The CRH test may sometimes be useful in the differential diagnosis of Cushing's syndrome, because most patients with pituitary ACTH-dependent Cushing's syndrome (Cushing's disease) respond to CRH, but those with other causes of Cushing's syndrome usually do not. However, about 10% of Cushing's disease patients fail to respond to CRH. We wondered if we could eliminate these false negative results either by exploiting the potential additive or synergistic effects of another ACTH secretagogue or by reducing glucocorticoid inhibition of CRH's ACTH-releasing effect.
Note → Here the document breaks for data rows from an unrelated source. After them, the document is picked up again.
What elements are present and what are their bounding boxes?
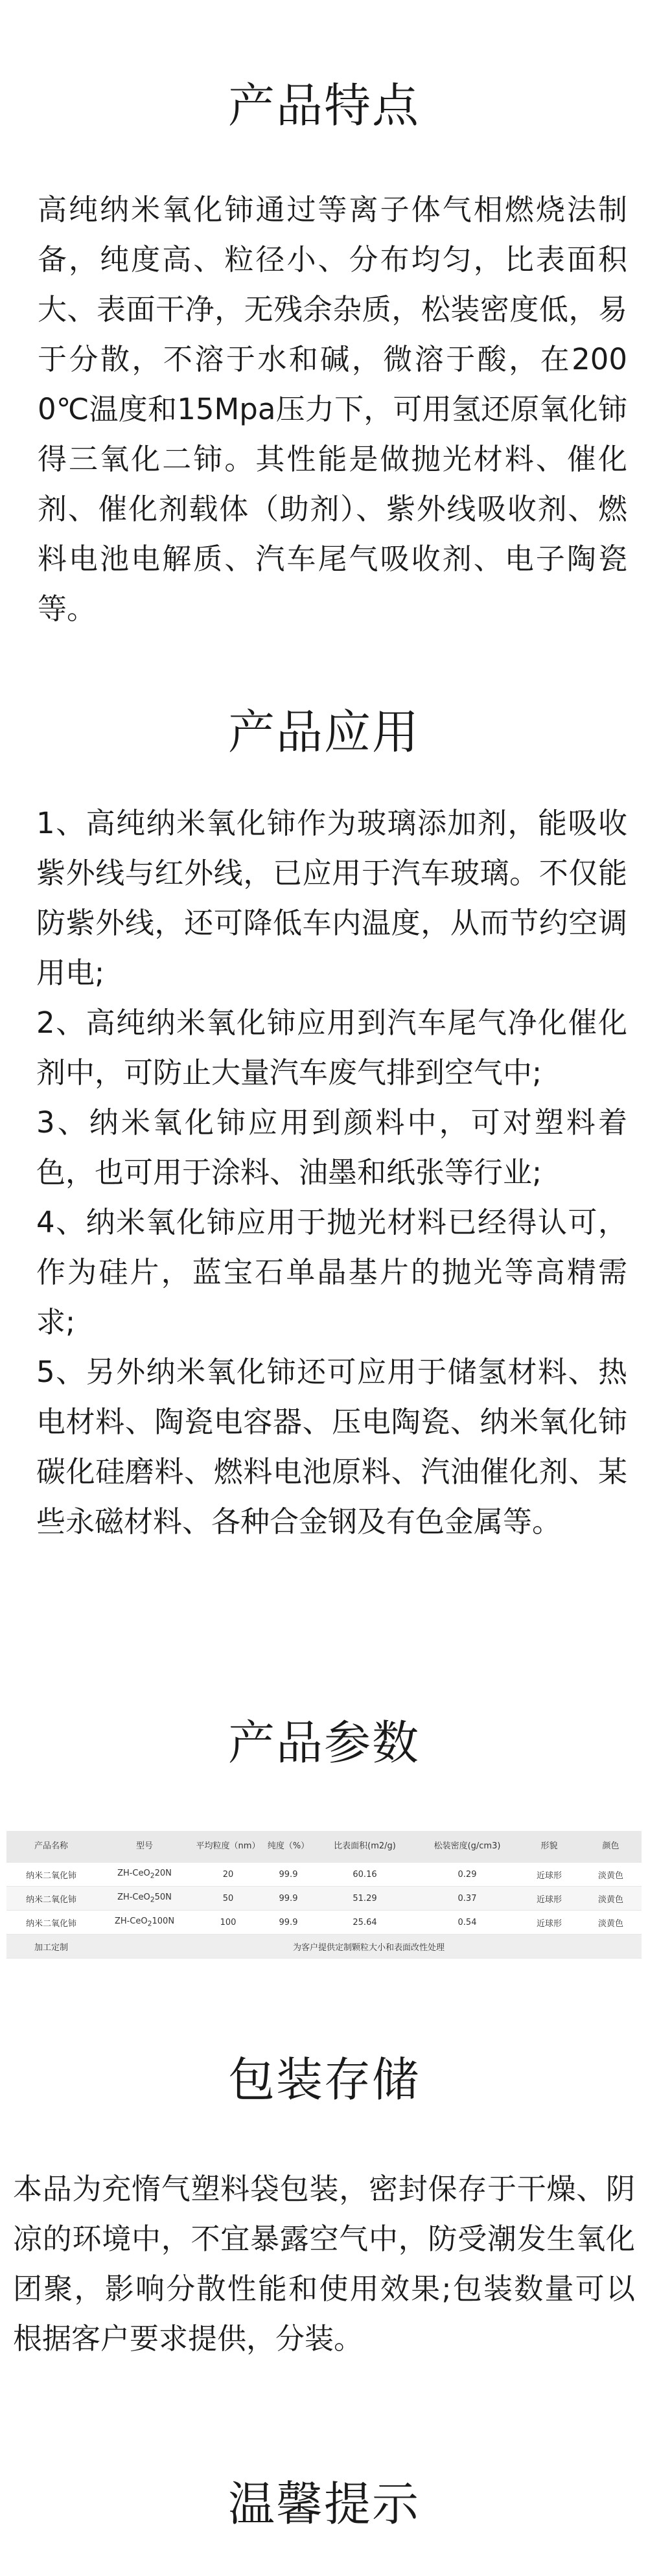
header-density: 松装密度(g/cm3) [416, 1831, 518, 1863]
header-surface: 比表面积(m2/g) [314, 1831, 416, 1863]
table-row [6, 1887, 642, 1911]
cell-density: 0.29 [416, 1863, 518, 1887]
params-table-wrap [6, 1831, 642, 1959]
cell-shape: 近球形 [518, 1863, 580, 1887]
custom-note: 为客户提供定制颗粒大小和表面改性处理 [96, 1935, 642, 1959]
packaging-text: 本品为充惰气塑料袋包装，密封保存于干燥、阴凉的环境中，不宜暴露空气中，防受潮发生氧化团聚，影响分散性能和使用效果;包装数量可以根据客户要求提供，分装。 [13, 2172, 635, 2356]
cell-model: ZH-CeO$_2$20N [96, 1863, 193, 1887]
cell-surface: 60.16 [314, 1863, 416, 1887]
cell-color: 淡黄色 [580, 1887, 642, 1911]
cell-purity: 99.9 [263, 1887, 314, 1911]
application-item: 4、纳米氧化铈应用于抛光材料已经得认可，作为硅片，蓝宝石单晶基片的抛光等高精需求; [36, 1205, 627, 1339]
application-item: 5、另外纳米氧化铈还可应用于储氢材料、热电材料、陶瓷电容器、压电陶瓷、纳米氧化铈碳化硅磨料、燃料电池原料、汽油催化剂、某些永磁材料、各种合金钢及有色金属等。 [36, 1355, 627, 1539]
cell-size: 100 [193, 1911, 263, 1935]
features-title: 产品特点 [227, 78, 420, 133]
cell-surface: 25.64 [314, 1911, 416, 1935]
application-item: 1、高纯纳米氧化铈作为玻璃添加剂，能吸收紫外线与红外线，已应用于汽车玻璃。不仅能防紫外线，还可降低车内温度，从而节约空调用电; [36, 806, 627, 990]
cell-color: 淡黄色 [580, 1863, 642, 1887]
tips-title: 温馨提示 [227, 2477, 420, 2531]
cell-purity: 99.9 [263, 1863, 314, 1887]
cell-density: 0.54 [416, 1911, 518, 1935]
cell-density: 0.37 [416, 1887, 518, 1911]
applications-title: 产品应用 [227, 705, 420, 759]
cell-purity: 99.9 [263, 1911, 314, 1935]
cell-color: 淡黄色 [580, 1911, 642, 1935]
cell-shape: 近球形 [518, 1911, 580, 1935]
custom-label: 加工定制 [6, 1935, 96, 1959]
cell-name: 纳米二氧化铈 [6, 1863, 96, 1887]
cell-surface: 51.29 [314, 1887, 416, 1911]
cell-name: 纳米二氧化铈 [6, 1887, 96, 1911]
header-model: 型号 [96, 1831, 193, 1863]
params-title: 产品参数 [227, 1716, 420, 1770]
cell-shape: 近球形 [518, 1887, 580, 1911]
header-shape: 形貌 [518, 1831, 580, 1863]
header-color: 颜色 [580, 1831, 642, 1863]
header-size: 平均粒度（nm） [193, 1831, 263, 1863]
cell-model: ZH-CeO$_2$100N [96, 1911, 193, 1935]
packaging-title: 包装存储 [227, 2053, 420, 2107]
cell-model: ZH-CeO$_2$50N [96, 1887, 193, 1911]
applications-list [36, 798, 627, 1547]
table-row [6, 1863, 642, 1887]
cell-size: 20 [193, 1863, 263, 1887]
params-table [6, 1831, 642, 1959]
cell-name: 纳米二氧化铈 [6, 1911, 96, 1935]
header-name: 产品名称 [6, 1831, 96, 1863]
table-row [6, 1911, 642, 1935]
header-purity: 纯度（%） [263, 1831, 314, 1863]
features-text: 高纯纳米氧化铈通过等离子体气相燃烧法制备，纯度高、粒径小、分布均匀，比表面积大、表面干净，无残余杂质，松装密度低，易于分散，不溶于水和碱，微溶于酸，在2000℃温度和15Mpa压力下，可用氢还原氧化铈得三氧化二铈。其性能是做抛光材料、催化剂、催化剂载体（助剂）、紫外线吸收剂、燃料电池电解质、汽车尾气吸收剂、电子陶瓷等。 [38, 192, 627, 626]
application-item: 3、纳米氧化铈应用到颜料中，可对塑料着色，也可用于涂料、油墨和纸张等行业; [36, 1105, 627, 1190]
table-header-row [6, 1831, 642, 1863]
custom-row [6, 1935, 642, 1959]
application-item: 2、高纯纳米氧化铈应用到汽车尾气净化催化剂中，可防止大量汽车废气排到空气中; [36, 1006, 627, 1090]
cell-size: 50 [193, 1887, 263, 1911]
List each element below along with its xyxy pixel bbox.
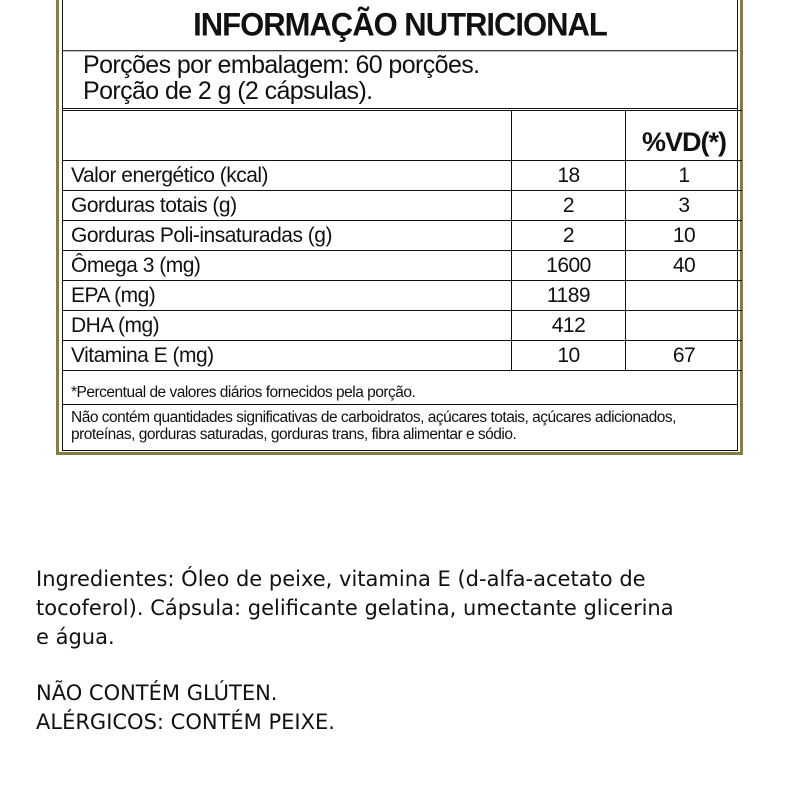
nutrient-daily-value: 3 bbox=[626, 191, 743, 221]
nutrient-name: EPA (mg) bbox=[63, 281, 512, 311]
nutrition-facts-table bbox=[62, 0, 738, 451]
nutrient-daily-value: 10 bbox=[626, 221, 743, 251]
table-row bbox=[63, 191, 742, 221]
nutrient-daily-value: 67 bbox=[626, 341, 743, 371]
serving-size: Porção de 2 g (2 cápsulas). bbox=[83, 77, 373, 105]
ingredients-line: tocoferol). Cápsula: gelificante gelatina, umectante glicerina bbox=[36, 596, 674, 620]
table-row bbox=[63, 341, 742, 371]
table-row bbox=[63, 251, 742, 281]
nutrient-table bbox=[63, 110, 742, 371]
nutrient-daily-value bbox=[626, 281, 743, 311]
nutrient-name: Gorduras Poli-insaturadas (g) bbox=[63, 221, 512, 251]
nutrient-name: Vitamina E (mg) bbox=[63, 341, 512, 371]
header-daily-value: %VD(*) bbox=[626, 111, 743, 161]
nutrient-daily-value: 40 bbox=[626, 251, 743, 281]
table-row bbox=[63, 161, 742, 191]
nutrient-quantity: 2 bbox=[512, 221, 626, 251]
serving-info bbox=[63, 49, 737, 109]
nutrient-name: Gorduras totais (g) bbox=[63, 191, 512, 221]
allergen-info bbox=[36, 679, 335, 737]
ingredients-line: Ingredientes: Óleo de peixe, vitamina E (d-alfa-acetato de bbox=[36, 567, 646, 591]
ingredients-line: e água. bbox=[36, 625, 115, 649]
not-significant-footnote bbox=[63, 405, 737, 450]
footnote-line: proteínas, gorduras saturadas, gorduras trans, fibra alimentar e sódio. bbox=[71, 426, 517, 443]
nutrient-quantity: 1189 bbox=[512, 281, 626, 311]
nutrient-quantity: 18 bbox=[512, 161, 626, 191]
header-nutrient bbox=[63, 111, 512, 161]
servings-per-package: Porções por embalagem: 60 porções. bbox=[83, 51, 480, 79]
nutrient-quantity: 412 bbox=[512, 311, 626, 341]
footnote-line: Não contém quantidades significativas de carboidratos, açúcares totais, açúcares adicionados, bbox=[71, 409, 676, 426]
ingredients-text bbox=[36, 565, 776, 652]
nutrient-quantity: 10 bbox=[512, 341, 626, 371]
table-row bbox=[63, 281, 742, 311]
nutrient-name: Valor energético (kcal) bbox=[63, 161, 512, 191]
nutrient-quantity: 2 bbox=[512, 191, 626, 221]
nutrient-name: Ômega 3 (mg) bbox=[63, 251, 512, 281]
allergen-statement: ALÉRGICOS: CONTÉM PEIXE. bbox=[36, 710, 335, 734]
daily-value-footnote: *Percentual de valores diários fornecidos pela porção. bbox=[63, 375, 737, 405]
table-header-row bbox=[63, 111, 742, 161]
gluten-statement: NÃO CONTÉM GLÚTEN. bbox=[36, 681, 278, 705]
nutrition-label-frame bbox=[56, 0, 743, 455]
nutrient-daily-value bbox=[626, 311, 743, 341]
nutrient-name: DHA (mg) bbox=[63, 311, 512, 341]
header-quantity bbox=[512, 111, 626, 161]
label-title: INFORMAÇÃO NUTRICIONAL bbox=[63, 0, 737, 51]
table-row bbox=[63, 221, 742, 251]
nutrient-daily-value: 1 bbox=[626, 161, 743, 191]
nutrient-quantity: 1600 bbox=[512, 251, 626, 281]
table-row bbox=[63, 311, 742, 341]
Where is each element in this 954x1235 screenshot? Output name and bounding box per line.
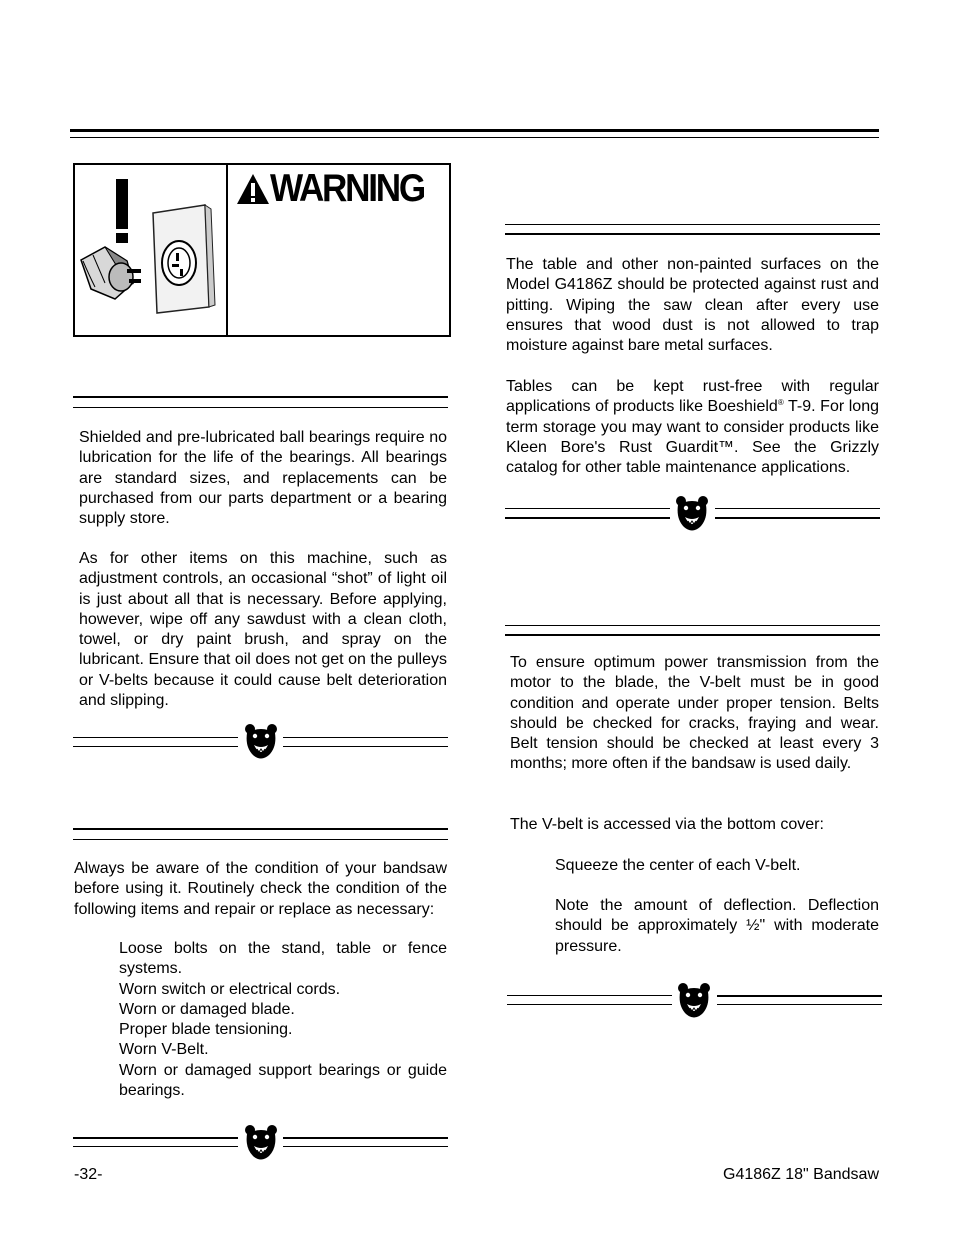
grizzly-bear-icon: [244, 723, 278, 761]
grizzly-bear-icon: [677, 982, 711, 1020]
footer-model: G4186Z 18" Bandsaw: [723, 1166, 879, 1183]
separator-line: [73, 737, 238, 738]
list-item: Worn V-Belt.: [119, 1041, 209, 1059]
separator-line: [715, 508, 880, 509]
rust-paragraph-2: Tables can be kept rust-free with regular applications of products like Boeshield® T-9. For long term storage you may want to consider products like Kleen Bore's Rust Guardit™. See the Grizzly catalog for other table maintenance applications.: [506, 378, 880, 477]
vbelt-paragraph-2: The V-belt is accessed via the bottom cover:: [510, 816, 824, 833]
list-item: Proper blade tensioning.: [119, 1021, 293, 1039]
list-item: Worn switch or electrical cords.: [119, 980, 341, 998]
separator-line: [283, 1146, 448, 1147]
list-item: Worn or damaged support bearings or guide bearings.: [119, 1061, 447, 1100]
rust-heading-rule-thin: [505, 224, 880, 225]
rust-heading-rule: [505, 233, 880, 235]
separator-line: [73, 1146, 238, 1147]
separator-line: [283, 746, 448, 747]
inspection-list: [119, 939, 447, 1101]
vbelt-paragraph-1: To ensure optimum power transmission from the motor to the blade, the V-belt must be in good condition and operate under proper tension. Belts should be checked for cracks, fraying and wear. Belt tension should be checked at least every 3 months; more often if the bandsaw is used daily.: [510, 654, 879, 773]
separator-line: [717, 995, 882, 997]
inspection-heading-rule-thin: [73, 839, 448, 840]
inspection-intro: Always be aware of the condition of your bandsaw before using it. Routinely check the condition of the following items and repair or replace as necessary:: [74, 860, 447, 918]
warning-triangle-icon: [236, 173, 270, 205]
bearings-heading-rule: [73, 396, 448, 398]
vbelt-step-2: Note the amount of deflection. Deflection should be approximately ½" with moderate pressure.: [555, 897, 879, 955]
vbelt-heading-rule: [505, 634, 880, 636]
bearings-heading-rule-thin: [73, 407, 448, 408]
separator-line: [283, 737, 448, 738]
separator-line: [73, 1137, 238, 1139]
grizzly-bear-icon: [675, 495, 709, 533]
vbelt-heading-rule-thin: [505, 625, 880, 626]
warning-box: [73, 163, 451, 337]
inspection-heading-rule: [73, 828, 448, 830]
separator-line: [505, 517, 670, 519]
header-rule-thin: [70, 137, 879, 138]
list-item: Loose bolts on the stand, table or fence systems.: [119, 940, 447, 978]
separator-line: [507, 995, 672, 996]
separator-line: [505, 508, 670, 509]
list-item: Worn or damaged blade.: [119, 1000, 295, 1018]
separator-line: [717, 1004, 882, 1005]
page-number: -32-: [74, 1166, 103, 1183]
separator-line: [507, 1004, 672, 1005]
separator-line: [283, 1137, 448, 1139]
vbelt-step-1: Squeeze the center of each V-belt.: [555, 857, 801, 874]
plug-outlet-illustration: [75, 165, 226, 335]
grizzly-bear-icon: [244, 1124, 278, 1162]
bearings-paragraph-2: As for other items on this machine, such as adjustment controls, an occasional “shot” of light oil is just about all that is necessary. Before applying, however, wipe off any sawdust with a clean cloth, towel, or dry paint brush, and spray on the lubricant. Ensure that oil does not get on the pulleys or V-belts because it could cause belt deterioration and slipping.: [79, 550, 447, 710]
separator-line: [715, 517, 880, 519]
bearings-paragraph-1: Shielded and pre-lubricated ball bearings require no lubrication for the life of the bearings. All bearings are standard sizes, and replacements can be purchased from our parts department or a bearing supply store.: [79, 429, 447, 528]
warning-label: WARNING: [270, 167, 424, 210]
warning-image-cell: [75, 165, 228, 335]
separator-line: [73, 746, 238, 747]
rust-paragraph-1: The table and other non-painted surfaces on the Model G4186Z should be protected against rust and pitting. Wiping the saw clean after every use ensures that wood dust is not allowed to trap moisture against bare metal surfaces.: [506, 256, 879, 355]
header-rule-thick: [70, 129, 879, 132]
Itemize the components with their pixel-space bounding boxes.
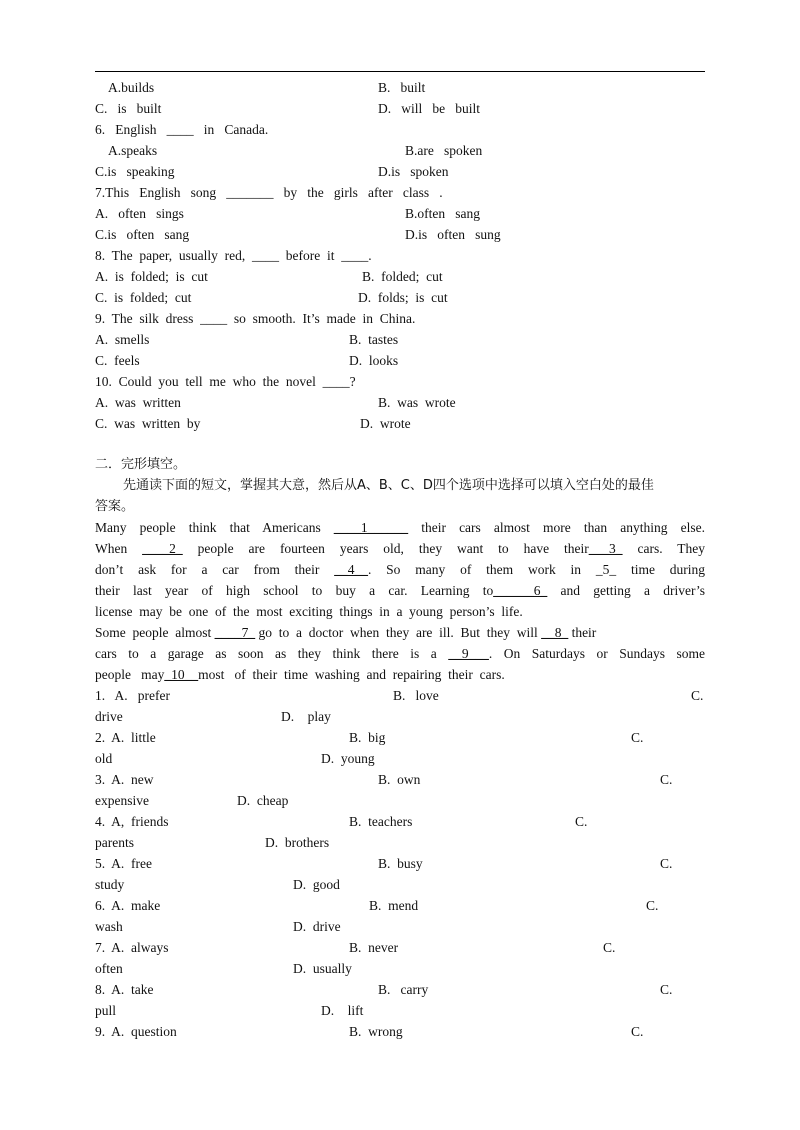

We compared the effect on plasma ACTH and cortisol in 51 patients with Cushing's disease of administering ovine CRH (1 microgram/kg BW, i.v.) alone, arginine vasopressin (AVP; 10 U, i.m.) alone, the combination of CRH and AVP, and CRH after pretreatment with metyrapone (1 g, orally, every 4 h for three doses; CRH + MET). The rates of nonresponse (ACTH increment, < 35%; cortisol increment, < 20%) to AVP and CRH alone were 26% and 8%, respectively; all patients responded to CRH + AVP. The lack of response was not due to improper administration or rapid metabolism of the agonist, because plasma CRH and AVP concentrations were similar in responders and nonresponders. A synergistic ACTH response to CRH + AVP occurred in 65% of the patients. MET pretreatment increased basal plasma ACTH levels in most patients and induced the greatest mean peak ACTH response to CRH, but 8% of the patients did not respond to CRH + MET with an ACTH increment of 35% or more. Because all of the Cushing's disease patients tested in this study responded to the combination of CRH + AVP, whereas 8% failed to respond to CRH alone, we conclude that CRH + AVP administration may provide a more reliable test for the differential diagnosis of ACTH-dependent Cushing's syndrome than administration of CRH alone. Whether this improved sensitivity is accompanied by unaltered specificity for Cushing's disease must be tested in patients with chronic ectopic ACTH syndrome.